“The Sioux will soon know the Shoshones, and bring from their lodges many scalps and medicine-dogs. Divided into two tribes, that nation long since sought homes in other lands. One crossed the Snow-hills, toward the sun-setting; the Sioux shall visit them and avenge the blood and wrongs of ages. The other journeyed far toward the sun of winter, and now live to the leftward of the places where Hispanola builds his earth-lodge.[48]
“Then came the Scarred-Arms from a far-off country, a land of much snow and cold. Pleased with the great numbers of buffalo and other game that they found here, they stopped for the chase, and by many generations of possession have claimed these regions for their own; but they are not theirs.
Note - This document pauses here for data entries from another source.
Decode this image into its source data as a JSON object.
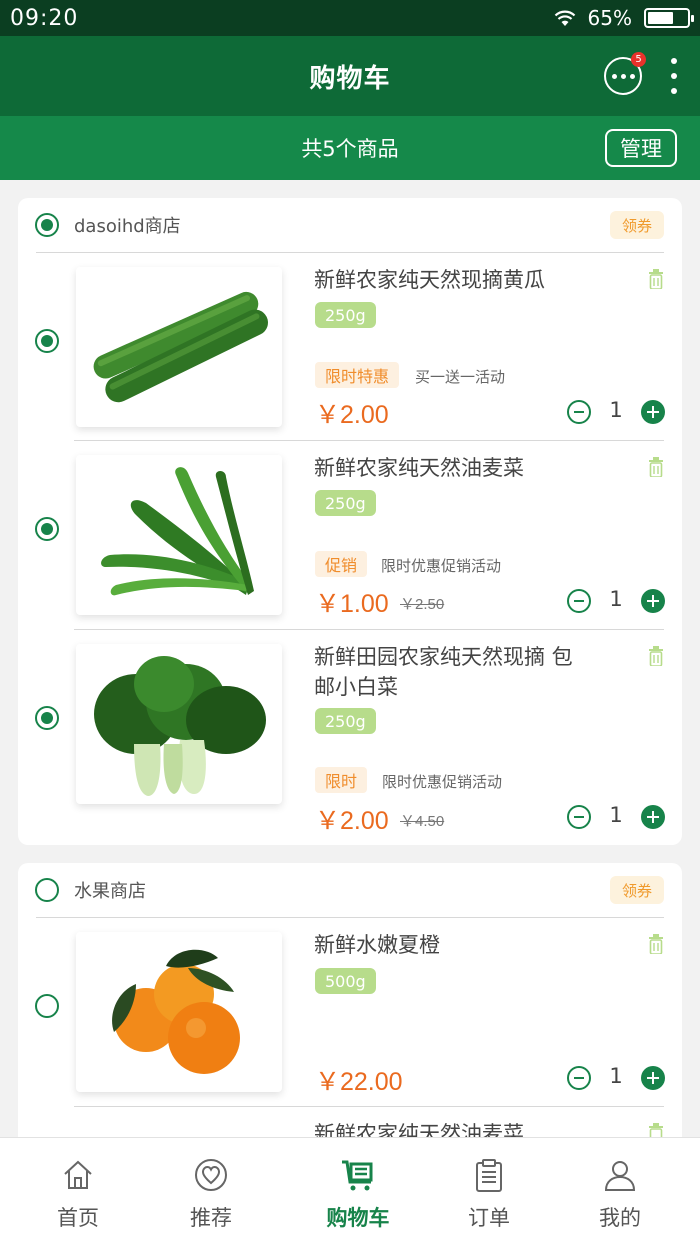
{
  "status_bar": {
    "time": "09:20",
    "battery": "65%",
    "battery_level": 0.65
  },
  "header": {
    "title": "购物车",
    "message_badge": "5"
  },
  "subheader": {
    "count_text": "共5个商品",
    "manage_label": "管理"
  },
  "stores": [
    {
      "name": "dasoihd商店",
      "coupon_label": "领券",
      "checked": true,
      "items": [
        {
          "title": "新鲜农家纯天然现摘黄瓜",
          "spec": "250g",
          "promo_tag": "限时特惠",
          "promo_text": "买一送一活动",
          "price": "￥2.00",
          "old_price": "",
          "qty": "1",
          "image": "cucumber-image",
          "checked": true
        },
        {
          "title": "新鲜农家纯天然油麦菜",
          "spec": "250g",
          "promo_tag": "促销",
          "promo_text": "限时优惠促销活动",
          "price": "￥1.00",
          "old_price": "￥2.50",
          "qty": "1",
          "image": "lettuce-image",
          "checked": true
        },
        {
          "title": "新鲜田园农家纯天然现摘 包邮小白菜",
          "spec": "250g",
          "promo_tag": "限时",
          "promo_text": "限时优惠促销活动",
          "price": "￥2.00",
          "old_price": "￥4.50",
          "qty": "1",
          "image": "bok-choy-image",
          "checked": true
        }
      ]
    },
    {
      "name": "水果商店",
      "coupon_label": "领券",
      "checked": false,
      "items": [
        {
          "title": "新鲜水嫩夏橙",
          "spec": "500g",
          "promo_tag": "",
          "promo_text": "",
          "price": "￥22.00",
          "old_price": "",
          "qty": "1",
          "image": "orange-image",
          "checked": false
        },
        {
          "title": "新鲜农家纯天然油麦菜",
          "spec": "",
          "promo_tag": "",
          "promo_text": "",
          "price": "",
          "old_price": "",
          "qty": "",
          "image": "",
          "checked": false
        }
      ]
    }
  ],
  "bottom_nav": [
    {
      "label": "首页",
      "icon": "home-icon",
      "active": false
    },
    {
      "label": "推荐",
      "icon": "heart-icon",
      "active": false
    },
    {
      "label": "购物车",
      "icon": "cart-icon",
      "active": true
    },
    {
      "label": "订单",
      "icon": "clipboard-icon",
      "active": false
    },
    {
      "label": "我的",
      "icon": "user-icon",
      "active": false
    }
  ],
  "colors": {
    "primary": "#0e6a37",
    "accent": "#15894a",
    "price": "#ea6a1f",
    "spec": "#b7dc8b",
    "coupon": "#f09a2c"
  }
}
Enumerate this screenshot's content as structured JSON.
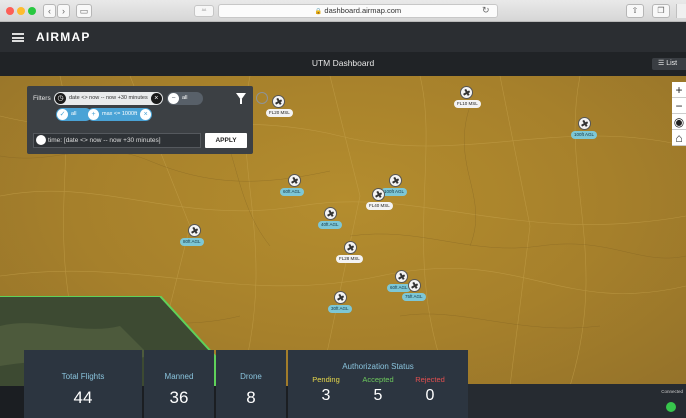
{
  "browser": {
    "url": "dashboard.airmap.com",
    "reader_label": "ᴬᴬ"
  },
  "app": {
    "name": "AIRMAP",
    "page_title": "UTM Dashboard",
    "list_button": "☰  List"
  },
  "filters": {
    "label": "Filters",
    "chips": [
      {
        "text": "date <> now -- now +30 minutes"
      },
      {
        "text": "all"
      },
      {
        "text": "all"
      },
      {
        "text": "max <= 1000ft"
      }
    ],
    "time_value": "time: [date <> now -- now +30 minutes]",
    "apply_label": "APPLY"
  },
  "map": {
    "controls": [
      "+",
      "−",
      "◉",
      "⌂"
    ],
    "flights": [
      {
        "label": "FL20 MSL",
        "kind": "msl"
      },
      {
        "label": "FL10 MSL",
        "kind": "msl"
      },
      {
        "label": "100ft AGL",
        "kind": "agl"
      },
      {
        "label": "60ft AGL",
        "kind": "agl"
      },
      {
        "label": "100ft AGL",
        "kind": "agl"
      },
      {
        "label": "FL40 MSL",
        "kind": "msl"
      },
      {
        "label": "40ft AGL",
        "kind": "agl"
      },
      {
        "label": "80ft AGL",
        "kind": "agl"
      },
      {
        "label": "FL28 MSL",
        "kind": "msl"
      },
      {
        "label": "60ft AGL",
        "kind": "agl"
      },
      {
        "label": "75ft AGL",
        "kind": "agl"
      },
      {
        "label": "30ft AGL",
        "kind": "agl"
      }
    ]
  },
  "stats": {
    "total_flights": {
      "label": "Total Flights",
      "value": "44"
    },
    "manned": {
      "label": "Manned",
      "value": "36"
    },
    "drone": {
      "label": "Drone",
      "value": "8"
    }
  },
  "authorization": {
    "title": "Authorization Status",
    "pending": {
      "label": "Pending",
      "value": "3",
      "color": "#e7d84a"
    },
    "accepted": {
      "label": "Accepted",
      "value": "5",
      "color": "#6dc95c"
    },
    "rejected": {
      "label": "Rejected",
      "value": "0",
      "color": "#e24f4f"
    }
  },
  "status": {
    "connection": "Connected",
    "connection_color": "#37c64c"
  }
}
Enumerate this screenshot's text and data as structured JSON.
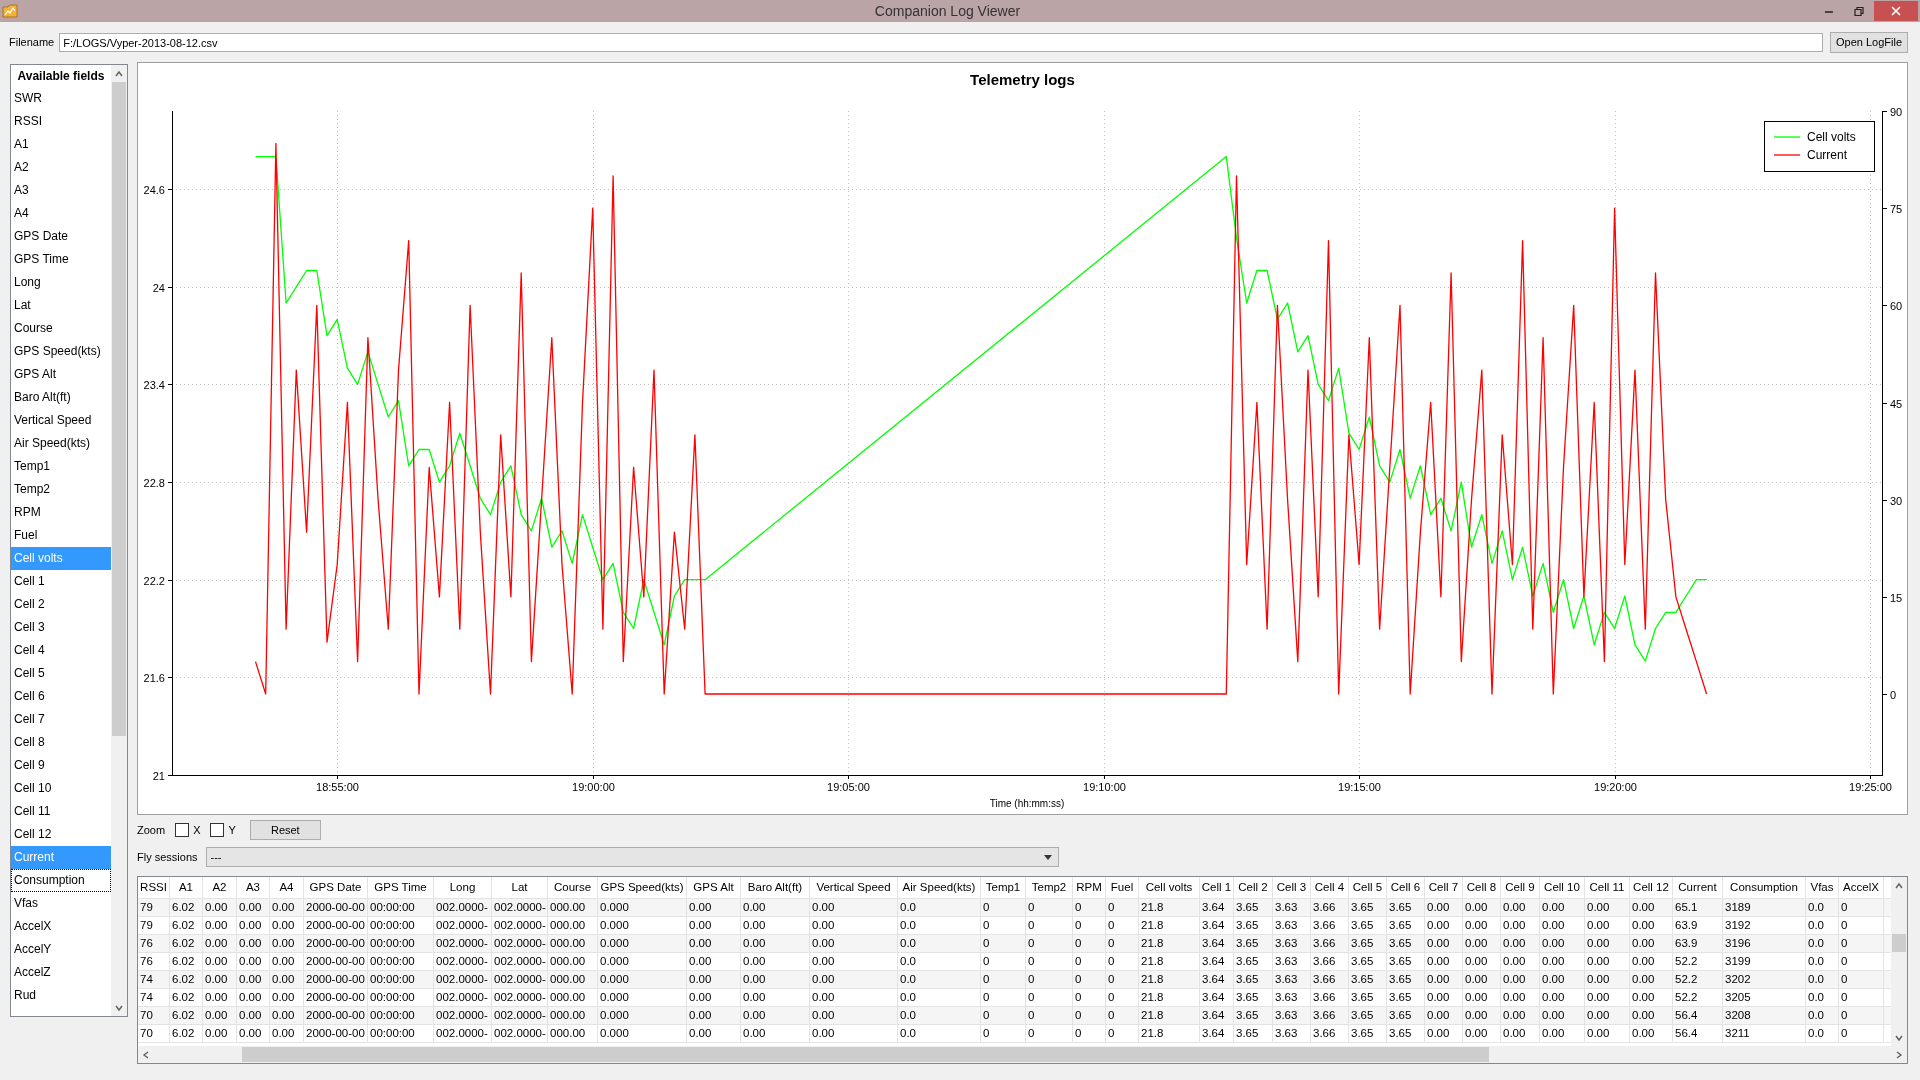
{
  "window": {
    "title": "Companion Log Viewer"
  },
  "filename": {
    "label": "Filename",
    "value": "F:/LOGS/Vyper-2013-08-12.csv",
    "button": "Open LogFile"
  },
  "fields": {
    "header": "Available fields",
    "items": [
      {
        "label": "SWR",
        "selected": false,
        "focused": false
      },
      {
        "label": "RSSI",
        "selected": false,
        "focused": false
      },
      {
        "label": "A1",
        "selected": false,
        "focused": false
      },
      {
        "label": "A2",
        "selected": false,
        "focused": false
      },
      {
        "label": "A3",
        "selected": false,
        "focused": false
      },
      {
        "label": "A4",
        "selected": false,
        "focused": false
      },
      {
        "label": "GPS Date",
        "selected": false,
        "focused": false
      },
      {
        "label": "GPS Time",
        "selected": false,
        "focused": false
      },
      {
        "label": "Long",
        "selected": false,
        "focused": false
      },
      {
        "label": "Lat",
        "selected": false,
        "focused": false
      },
      {
        "label": "Course",
        "selected": false,
        "focused": false
      },
      {
        "label": "GPS Speed(kts)",
        "selected": false,
        "focused": false
      },
      {
        "label": "GPS Alt",
        "selected": false,
        "focused": false
      },
      {
        "label": "Baro Alt(ft)",
        "selected": false,
        "focused": false
      },
      {
        "label": "Vertical Speed",
        "selected": false,
        "focused": false
      },
      {
        "label": "Air Speed(kts)",
        "selected": false,
        "focused": false
      },
      {
        "label": "Temp1",
        "selected": false,
        "focused": false
      },
      {
        "label": "Temp2",
        "selected": false,
        "focused": false
      },
      {
        "label": "RPM",
        "selected": false,
        "focused": false
      },
      {
        "label": "Fuel",
        "selected": false,
        "focused": false
      },
      {
        "label": "Cell volts",
        "selected": true,
        "focused": false
      },
      {
        "label": "Cell 1",
        "selected": false,
        "focused": false
      },
      {
        "label": "Cell 2",
        "selected": false,
        "focused": false
      },
      {
        "label": "Cell 3",
        "selected": false,
        "focused": false
      },
      {
        "label": "Cell 4",
        "selected": false,
        "focused": false
      },
      {
        "label": "Cell 5",
        "selected": false,
        "focused": false
      },
      {
        "label": "Cell 6",
        "selected": false,
        "focused": false
      },
      {
        "label": "Cell 7",
        "selected": false,
        "focused": false
      },
      {
        "label": "Cell 8",
        "selected": false,
        "focused": false
      },
      {
        "label": "Cell 9",
        "selected": false,
        "focused": false
      },
      {
        "label": "Cell 10",
        "selected": false,
        "focused": false
      },
      {
        "label": "Cell 11",
        "selected": false,
        "focused": false
      },
      {
        "label": "Cell 12",
        "selected": false,
        "focused": false
      },
      {
        "label": "Current",
        "selected": true,
        "focused": false
      },
      {
        "label": "Consumption",
        "selected": false,
        "focused": true
      },
      {
        "label": "Vfas",
        "selected": false,
        "focused": false
      },
      {
        "label": "AccelX",
        "selected": false,
        "focused": false
      },
      {
        "label": "AccelY",
        "selected": false,
        "focused": false
      },
      {
        "label": "AccelZ",
        "selected": false,
        "focused": false
      },
      {
        "label": "Rud",
        "selected": false,
        "focused": false
      }
    ]
  },
  "chart": {
    "chart_data": {
      "type": "line",
      "title": "Telemetry logs",
      "xlabel": "Time (hh:mm:ss)",
      "x": [
        68004,
        68016,
        68028,
        68040,
        68052,
        68064,
        68076,
        68088,
        68100,
        68112,
        68124,
        68136,
        68148,
        68160,
        68172,
        68184,
        68196,
        68208,
        68220,
        68232,
        68244,
        68256,
        68268,
        68280,
        68292,
        68304,
        68316,
        68328,
        68340,
        68352,
        68364,
        68376,
        68388,
        68400,
        68412,
        68424,
        68436,
        68448,
        68460,
        68472,
        68484,
        68496,
        68508,
        68520,
        68532,
        69144,
        69156,
        69168,
        69180,
        69192,
        69204,
        69216,
        69228,
        69240,
        69252,
        69264,
        69276,
        69288,
        69300,
        69312,
        69324,
        69336,
        69348,
        69360,
        69372,
        69384,
        69396,
        69408,
        69420,
        69432,
        69444,
        69456,
        69468,
        69480,
        69492,
        69504,
        69516,
        69528,
        69540,
        69552,
        69564,
        69576,
        69588,
        69600,
        69612,
        69624,
        69636,
        69648,
        69660,
        69672,
        69684,
        69696,
        69708
      ],
      "xlim": [
        67906,
        69914
      ],
      "grid": true,
      "legend": "upper right",
      "xticks": [
        {
          "value": 68100,
          "label": "18:55:00"
        },
        {
          "value": 68400,
          "label": "19:00:00"
        },
        {
          "value": 68700,
          "label": "19:05:00"
        },
        {
          "value": 69000,
          "label": "19:10:00"
        },
        {
          "value": 69300,
          "label": "19:15:00"
        },
        {
          "value": 69600,
          "label": "19:20:00"
        },
        {
          "value": 69900,
          "label": "19:25:00"
        }
      ],
      "ylim": [
        21,
        25.08
      ],
      "yticks": [
        21,
        21.6,
        22.2,
        22.8,
        23.4,
        24,
        24.6
      ],
      "y2lim": [
        -12.5,
        90
      ],
      "y2ticks": [
        0,
        15,
        30,
        45,
        60,
        75,
        90
      ],
      "series": [
        {
          "name": "Cell volts",
          "color": "#00ff00",
          "values": [
            24.8,
            24.8,
            24.8,
            23.9,
            24.0,
            24.1,
            24.1,
            23.7,
            23.8,
            23.5,
            23.4,
            23.6,
            23.4,
            23.2,
            23.3,
            22.9,
            23.0,
            23.0,
            22.8,
            22.9,
            23.1,
            22.9,
            22.7,
            22.6,
            22.8,
            22.9,
            22.6,
            22.5,
            22.7,
            22.4,
            22.5,
            22.3,
            22.6,
            22.4,
            22.2,
            22.3,
            22.0,
            21.9,
            22.2,
            22.0,
            21.8,
            22.1,
            22.2,
            22.2,
            22.2,
            24.8,
            24.3,
            23.9,
            24.1,
            24.1,
            23.8,
            23.9,
            23.6,
            23.7,
            23.4,
            23.3,
            23.5,
            23.1,
            23.0,
            23.2,
            22.9,
            22.8,
            23.0,
            22.7,
            22.9,
            22.6,
            22.7,
            22.5,
            22.8,
            22.4,
            22.6,
            22.3,
            22.5,
            22.2,
            22.4,
            22.1,
            22.3,
            22.0,
            22.2,
            21.9,
            22.1,
            21.8,
            22.0,
            21.9,
            22.1,
            21.8,
            21.7,
            21.9,
            22.0,
            22.0,
            22.1,
            22.2,
            22.2
          ]
        },
        {
          "name": "Current",
          "color": "#ff0000",
          "axis": "y2",
          "values": [
            5,
            0,
            85,
            10,
            50,
            25,
            60,
            8,
            20,
            45,
            5,
            55,
            30,
            10,
            50,
            70,
            0,
            35,
            15,
            45,
            10,
            60,
            25,
            0,
            40,
            15,
            65,
            5,
            30,
            55,
            20,
            0,
            45,
            75,
            10,
            80,
            5,
            35,
            15,
            50,
            0,
            25,
            10,
            40,
            0,
            0,
            80,
            20,
            45,
            10,
            60,
            30,
            5,
            50,
            15,
            70,
            0,
            40,
            20,
            55,
            10,
            35,
            60,
            0,
            25,
            45,
            15,
            65,
            5,
            30,
            50,
            0,
            40,
            20,
            70,
            10,
            55,
            0,
            35,
            60,
            15,
            45,
            5,
            75,
            20,
            50,
            10,
            65,
            30,
            15,
            10,
            5,
            0
          ]
        }
      ]
    }
  },
  "zoom": {
    "label": "Zoom",
    "options": [
      {
        "label": "X",
        "checked": false
      },
      {
        "label": "Y",
        "checked": false
      }
    ],
    "reset_button": "Reset"
  },
  "fly_sessions": {
    "label": "Fly sessions",
    "value": "---"
  },
  "table": {
    "columns": [
      "RSSI",
      "A1",
      "A2",
      "A3",
      "A4",
      "GPS Date",
      "GPS Time",
      "Long",
      "Lat",
      "Course",
      "GPS Speed(kts)",
      "GPS Alt",
      "Baro Alt(ft)",
      "Vertical Speed",
      "Air Speed(kts)",
      "Temp1",
      "Temp2",
      "RPM",
      "Fuel",
      "Cell volts",
      "Cell 1",
      "Cell 2",
      "Cell 3",
      "Cell 4",
      "Cell 5",
      "Cell 6",
      "Cell 7",
      "Cell 8",
      "Cell 9",
      "Cell 10",
      "Cell 11",
      "Cell 12",
      "Current",
      "Consumption",
      "Vfas",
      "AccelX"
    ],
    "rows": [
      [
        "79",
        "6.02",
        "0.00",
        "0.00",
        "0.00",
        "2000-00-00",
        "00:00:00",
        "002.0000-",
        "002.0000-",
        "000.00",
        "0.000",
        "0.00",
        "0.00",
        "0.00",
        "0.0",
        "0",
        "0",
        "0",
        "0",
        "21.8",
        "3.64",
        "3.65",
        "3.63",
        "3.66",
        "3.65",
        "3.65",
        "0.00",
        "0.00",
        "0.00",
        "0.00",
        "0.00",
        "0.00",
        "65.1",
        "3189",
        "0.0",
        "0"
      ],
      [
        "79",
        "6.02",
        "0.00",
        "0.00",
        "0.00",
        "2000-00-00",
        "00:00:00",
        "002.0000-",
        "002.0000-",
        "000.00",
        "0.000",
        "0.00",
        "0.00",
        "0.00",
        "0.0",
        "0",
        "0",
        "0",
        "0",
        "21.8",
        "3.64",
        "3.65",
        "3.63",
        "3.66",
        "3.65",
        "3.65",
        "0.00",
        "0.00",
        "0.00",
        "0.00",
        "0.00",
        "0.00",
        "63.9",
        "3192",
        "0.0",
        "0"
      ],
      [
        "76",
        "6.02",
        "0.00",
        "0.00",
        "0.00",
        "2000-00-00",
        "00:00:00",
        "002.0000-",
        "002.0000-",
        "000.00",
        "0.000",
        "0.00",
        "0.00",
        "0.00",
        "0.0",
        "0",
        "0",
        "0",
        "0",
        "21.8",
        "3.64",
        "3.65",
        "3.63",
        "3.66",
        "3.65",
        "3.65",
        "0.00",
        "0.00",
        "0.00",
        "0.00",
        "0.00",
        "0.00",
        "63.9",
        "3196",
        "0.0",
        "0"
      ],
      [
        "76",
        "6.02",
        "0.00",
        "0.00",
        "0.00",
        "2000-00-00",
        "00:00:00",
        "002.0000-",
        "002.0000-",
        "000.00",
        "0.000",
        "0.00",
        "0.00",
        "0.00",
        "0.0",
        "0",
        "0",
        "0",
        "0",
        "21.8",
        "3.64",
        "3.65",
        "3.63",
        "3.66",
        "3.65",
        "3.65",
        "0.00",
        "0.00",
        "0.00",
        "0.00",
        "0.00",
        "0.00",
        "52.2",
        "3199",
        "0.0",
        "0"
      ],
      [
        "74",
        "6.02",
        "0.00",
        "0.00",
        "0.00",
        "2000-00-00",
        "00:00:00",
        "002.0000-",
        "002.0000-",
        "000.00",
        "0.000",
        "0.00",
        "0.00",
        "0.00",
        "0.0",
        "0",
        "0",
        "0",
        "0",
        "21.8",
        "3.64",
        "3.65",
        "3.63",
        "3.66",
        "3.65",
        "3.65",
        "0.00",
        "0.00",
        "0.00",
        "0.00",
        "0.00",
        "0.00",
        "52.2",
        "3202",
        "0.0",
        "0"
      ],
      [
        "74",
        "6.02",
        "0.00",
        "0.00",
        "0.00",
        "2000-00-00",
        "00:00:00",
        "002.0000-",
        "002.0000-",
        "000.00",
        "0.000",
        "0.00",
        "0.00",
        "0.00",
        "0.0",
        "0",
        "0",
        "0",
        "0",
        "21.8",
        "3.64",
        "3.65",
        "3.63",
        "3.66",
        "3.65",
        "3.65",
        "0.00",
        "0.00",
        "0.00",
        "0.00",
        "0.00",
        "0.00",
        "52.2",
        "3205",
        "0.0",
        "0"
      ],
      [
        "70",
        "6.02",
        "0.00",
        "0.00",
        "0.00",
        "2000-00-00",
        "00:00:00",
        "002.0000-",
        "002.0000-",
        "000.00",
        "0.000",
        "0.00",
        "0.00",
        "0.00",
        "0.0",
        "0",
        "0",
        "0",
        "0",
        "21.8",
        "3.64",
        "3.65",
        "3.63",
        "3.66",
        "3.65",
        "3.65",
        "0.00",
        "0.00",
        "0.00",
        "0.00",
        "0.00",
        "0.00",
        "56.4",
        "3208",
        "0.0",
        "0"
      ],
      [
        "70",
        "6.02",
        "0.00",
        "0.00",
        "0.00",
        "2000-00-00",
        "00:00:00",
        "002.0000-",
        "002.0000-",
        "000.00",
        "0.000",
        "0.00",
        "0.00",
        "0.00",
        "0.0",
        "0",
        "0",
        "0",
        "0",
        "21.8",
        "3.64",
        "3.65",
        "3.63",
        "3.66",
        "3.65",
        "3.65",
        "0.00",
        "0.00",
        "0.00",
        "0.00",
        "0.00",
        "0.00",
        "56.4",
        "3211",
        "0.0",
        "0"
      ]
    ]
  }
}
The Great Spirit gave this country to the Sioux, and they shall inhabit the land of their daughter’s captivity.
“Why are you waiting here? Go and avenge the blood of your comrades upon the Scarred-Arms. They even now light their camp-fire by the stream at the mountain’s base. Fear not; their scalps are yours. Then return to my people, that ye may come and receive your inheritance.
“Haste ye, that I may die; and oh! War-ka-tun-ga! Inasmuch as thou hast answered the prayer of thy handmaid, and shown to me the faces of my people, take me from hence.”
The awe-struck warriors withdrew. They found the enemy encamped at the foot of the mountain, as they had been told by the mysterious woman. They attacked them, and were victorious. Thirty-five scalps were the reward of their bravery.
On arriving at their village, their strange adventures excited the astonishment of all the warriors, chiefs, and medicine-men. They planned an expedition against the Scarred-Arms, having been nerved up to a pitch of extraordinary bravery by the story of the old woman of the cave. Thus their enemies were eventually driven from the country, and the Sioux came into possession of their own.
The thankful warriors went to the cave en masse, to do reverence to the memory of the strange medicine-woman who had told them so many wonderful things. They found, upon their arrival there, only a small niche in the side of the mountain, and a sparkling little stream. Both the cave and the woman had disappeared.
For years after this strange occurrence the Sioux warriors visited the land of the Shoshones for scalps, and, as they passed the mountain where the old woman had been seen, they always offered something to the spirit of the place, and stopped to quench their thirst at the sparkling little stream.
On White River there is a bluff against which the full force of the stream has dashed for ages, until it has formed a precipice several hundred feet high. It is called by the Indians The Place of the Death Song. There is a legend which says that at one time the bands of the Ogallallas and Brules lived upon this river, immediately opposite the precipice. While residing there one of the braves of the Ogallallas offered to the father of a beautiful squaw six horses for her, according to the savage custom of thus purchasing a wife. The offer was immediately accepted by the father of the young girl, for he was very poor and needed the animals to use on the impending annual hunt after buffalo.